COSENZA Sono iniziati questa mattina in Prefettura a Cosenza, i lavori della Commissione parlamentare antimafia presieduta da Nicola Morra. In audizione, questa mattina, istituzioni e membri delle forze dell’ordine.
Prima di raggiungere la sala riunioni, Morra ha rilasciato alcune dichiarazioni ai nostri microfoni. Il presidente si è soffermato sulla presenza della criminalità organizzata nel territorio calabrese. «L’economia privata al Sud e in particolar modo in Calabria, che è la regione con il reddito pro capite più basso d’Italia e forse Europa, è molto fragile, per cui tantissimi dipendono dall’economia pubblica o assistita. L’economia pubblica è a rischio infiltrazione e lo dimostrano per esempio tutti i ripetuti scioglimenti di enti locali per infiltrazioni mafiosa». Domani la missione dell’Antimafia continuerà a Crotone e proprio sulla provincia pitagorica, Morra parla di situazione difficile: «La Dda è intervenuta sul centro d’accoglienza di Sant’Anna. Fa schifo far soldi in maniera criminale, ma fa ancor più schifo far soldi sulla pelle di disgraziati».
Morra poi individua la possibile soluzione. «Se diventa una questione di tanti, di tutti, allora c’è speranza ma se al contrario si preferisce rimanere clienti e quindi sudditi e non cittadini, la ‘ndrangheta ha vinto». «Se lo Stato non riesce ad essere concorrenziale e l’offerta di sanità pubblica, l’offerta di servizi pubblici, l’offerta di credito viene di fatto dirottata a privati che molto spesso celano interessi di carattere mafioso è ovvio che vince la ndrangheta».

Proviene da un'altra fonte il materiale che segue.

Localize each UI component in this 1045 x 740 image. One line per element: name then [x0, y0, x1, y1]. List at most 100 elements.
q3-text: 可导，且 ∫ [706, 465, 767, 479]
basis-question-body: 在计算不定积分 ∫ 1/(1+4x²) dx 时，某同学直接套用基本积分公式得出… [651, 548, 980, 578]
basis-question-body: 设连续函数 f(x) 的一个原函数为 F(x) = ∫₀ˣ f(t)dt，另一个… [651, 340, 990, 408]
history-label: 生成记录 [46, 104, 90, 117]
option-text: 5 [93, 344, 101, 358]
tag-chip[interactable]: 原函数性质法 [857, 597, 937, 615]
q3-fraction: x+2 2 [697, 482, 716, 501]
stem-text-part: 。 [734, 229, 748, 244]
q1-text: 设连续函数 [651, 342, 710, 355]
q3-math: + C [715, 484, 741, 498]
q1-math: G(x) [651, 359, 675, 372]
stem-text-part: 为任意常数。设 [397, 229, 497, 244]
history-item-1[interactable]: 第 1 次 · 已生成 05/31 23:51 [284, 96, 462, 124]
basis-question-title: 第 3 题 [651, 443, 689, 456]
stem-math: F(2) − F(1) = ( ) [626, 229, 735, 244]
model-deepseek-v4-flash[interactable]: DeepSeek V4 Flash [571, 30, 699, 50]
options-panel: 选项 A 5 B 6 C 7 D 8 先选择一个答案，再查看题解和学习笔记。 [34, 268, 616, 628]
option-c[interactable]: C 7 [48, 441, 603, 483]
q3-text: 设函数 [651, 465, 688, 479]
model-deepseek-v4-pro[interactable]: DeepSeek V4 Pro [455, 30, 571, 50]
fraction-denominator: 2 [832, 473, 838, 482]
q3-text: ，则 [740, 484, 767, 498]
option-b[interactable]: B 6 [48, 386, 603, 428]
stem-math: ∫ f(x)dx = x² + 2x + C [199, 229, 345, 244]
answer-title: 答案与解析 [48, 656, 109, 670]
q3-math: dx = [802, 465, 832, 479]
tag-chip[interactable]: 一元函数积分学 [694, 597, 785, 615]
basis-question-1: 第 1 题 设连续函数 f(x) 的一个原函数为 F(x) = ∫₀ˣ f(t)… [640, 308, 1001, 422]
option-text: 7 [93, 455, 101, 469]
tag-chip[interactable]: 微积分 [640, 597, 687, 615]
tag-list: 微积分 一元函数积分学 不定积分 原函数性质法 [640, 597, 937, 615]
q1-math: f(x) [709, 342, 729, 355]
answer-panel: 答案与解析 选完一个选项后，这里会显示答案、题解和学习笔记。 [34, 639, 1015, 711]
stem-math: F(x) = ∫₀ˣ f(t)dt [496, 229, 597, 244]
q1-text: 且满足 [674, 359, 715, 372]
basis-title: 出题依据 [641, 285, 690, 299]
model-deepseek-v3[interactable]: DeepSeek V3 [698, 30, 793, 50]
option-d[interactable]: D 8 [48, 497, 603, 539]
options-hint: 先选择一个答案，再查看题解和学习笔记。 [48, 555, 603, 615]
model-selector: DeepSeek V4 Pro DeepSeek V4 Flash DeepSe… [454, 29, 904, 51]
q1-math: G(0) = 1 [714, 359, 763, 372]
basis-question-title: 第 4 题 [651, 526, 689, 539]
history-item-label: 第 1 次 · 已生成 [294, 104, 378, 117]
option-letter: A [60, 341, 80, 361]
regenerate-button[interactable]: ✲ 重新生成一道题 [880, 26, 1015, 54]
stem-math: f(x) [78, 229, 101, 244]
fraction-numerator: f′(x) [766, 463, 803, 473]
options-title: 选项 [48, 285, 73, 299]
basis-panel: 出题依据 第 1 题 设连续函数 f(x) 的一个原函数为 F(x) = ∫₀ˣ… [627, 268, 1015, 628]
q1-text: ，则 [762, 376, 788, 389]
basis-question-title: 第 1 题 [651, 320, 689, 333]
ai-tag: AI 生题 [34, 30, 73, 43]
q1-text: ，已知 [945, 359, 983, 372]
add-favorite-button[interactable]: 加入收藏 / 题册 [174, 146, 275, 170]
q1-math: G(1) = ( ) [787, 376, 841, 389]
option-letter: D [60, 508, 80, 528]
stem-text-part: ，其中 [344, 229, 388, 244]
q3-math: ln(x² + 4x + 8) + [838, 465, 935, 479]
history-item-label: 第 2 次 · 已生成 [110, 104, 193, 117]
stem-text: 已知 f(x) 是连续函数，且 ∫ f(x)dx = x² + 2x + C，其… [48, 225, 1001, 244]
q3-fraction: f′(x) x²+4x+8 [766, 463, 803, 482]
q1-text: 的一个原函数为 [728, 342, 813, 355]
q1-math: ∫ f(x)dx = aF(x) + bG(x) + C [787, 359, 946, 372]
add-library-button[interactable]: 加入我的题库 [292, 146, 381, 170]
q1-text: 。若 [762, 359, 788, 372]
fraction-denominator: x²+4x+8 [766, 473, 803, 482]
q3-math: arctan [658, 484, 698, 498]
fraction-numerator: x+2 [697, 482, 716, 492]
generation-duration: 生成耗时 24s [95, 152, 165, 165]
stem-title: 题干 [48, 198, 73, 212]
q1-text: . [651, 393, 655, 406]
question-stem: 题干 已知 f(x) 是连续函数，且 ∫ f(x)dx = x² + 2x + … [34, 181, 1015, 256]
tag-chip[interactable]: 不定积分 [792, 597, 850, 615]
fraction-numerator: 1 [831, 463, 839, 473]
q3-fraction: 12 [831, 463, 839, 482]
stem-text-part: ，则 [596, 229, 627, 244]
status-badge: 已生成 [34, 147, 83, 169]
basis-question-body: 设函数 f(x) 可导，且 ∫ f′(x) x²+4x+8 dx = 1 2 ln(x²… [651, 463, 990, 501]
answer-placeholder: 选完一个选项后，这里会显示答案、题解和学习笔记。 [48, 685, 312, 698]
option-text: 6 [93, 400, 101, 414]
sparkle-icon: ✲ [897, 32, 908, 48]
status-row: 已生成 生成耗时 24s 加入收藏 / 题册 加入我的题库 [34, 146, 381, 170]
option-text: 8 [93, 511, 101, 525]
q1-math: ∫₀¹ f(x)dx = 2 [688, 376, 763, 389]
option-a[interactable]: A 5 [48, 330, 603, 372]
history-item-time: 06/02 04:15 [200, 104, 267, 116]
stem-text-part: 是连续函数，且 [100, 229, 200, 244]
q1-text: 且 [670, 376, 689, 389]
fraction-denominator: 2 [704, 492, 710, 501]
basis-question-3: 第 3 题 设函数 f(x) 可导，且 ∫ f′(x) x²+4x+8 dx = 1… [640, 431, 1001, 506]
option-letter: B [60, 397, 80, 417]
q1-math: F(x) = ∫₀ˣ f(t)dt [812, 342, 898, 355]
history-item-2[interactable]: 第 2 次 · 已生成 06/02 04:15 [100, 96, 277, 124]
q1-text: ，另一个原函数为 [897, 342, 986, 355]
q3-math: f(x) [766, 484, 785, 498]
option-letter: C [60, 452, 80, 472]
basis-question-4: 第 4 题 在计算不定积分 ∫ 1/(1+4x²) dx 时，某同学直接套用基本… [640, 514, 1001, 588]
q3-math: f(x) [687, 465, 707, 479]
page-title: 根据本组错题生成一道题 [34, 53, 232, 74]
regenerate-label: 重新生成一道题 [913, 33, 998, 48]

Sulle elezioni e liste di impresentabili, il presidente si sofferma sulla presenza di parenti di alcuni candidati che non hanno partecipato alla contesa elettorale. «Candidando per mogli di incandidabili viene aggirata la legge. La Commissione da me presieduta aveva rafforzato il “codice Morra” di autoregolamentazione che è stata una delle innovazioni rispetto al periodo in cui era presidente Bindi, purtroppo però l’aula della Camera così come l’aula del Senato non ha ratificato». «Spesso – conclude – si viene rinviati a giudizio o comunque condannati con sentenza non definitiva a distanza di anni rispetto al fatto contestato, nel frattempo magari si è gestito il potere come rappresentante del popolo e questo a me fa rabbia».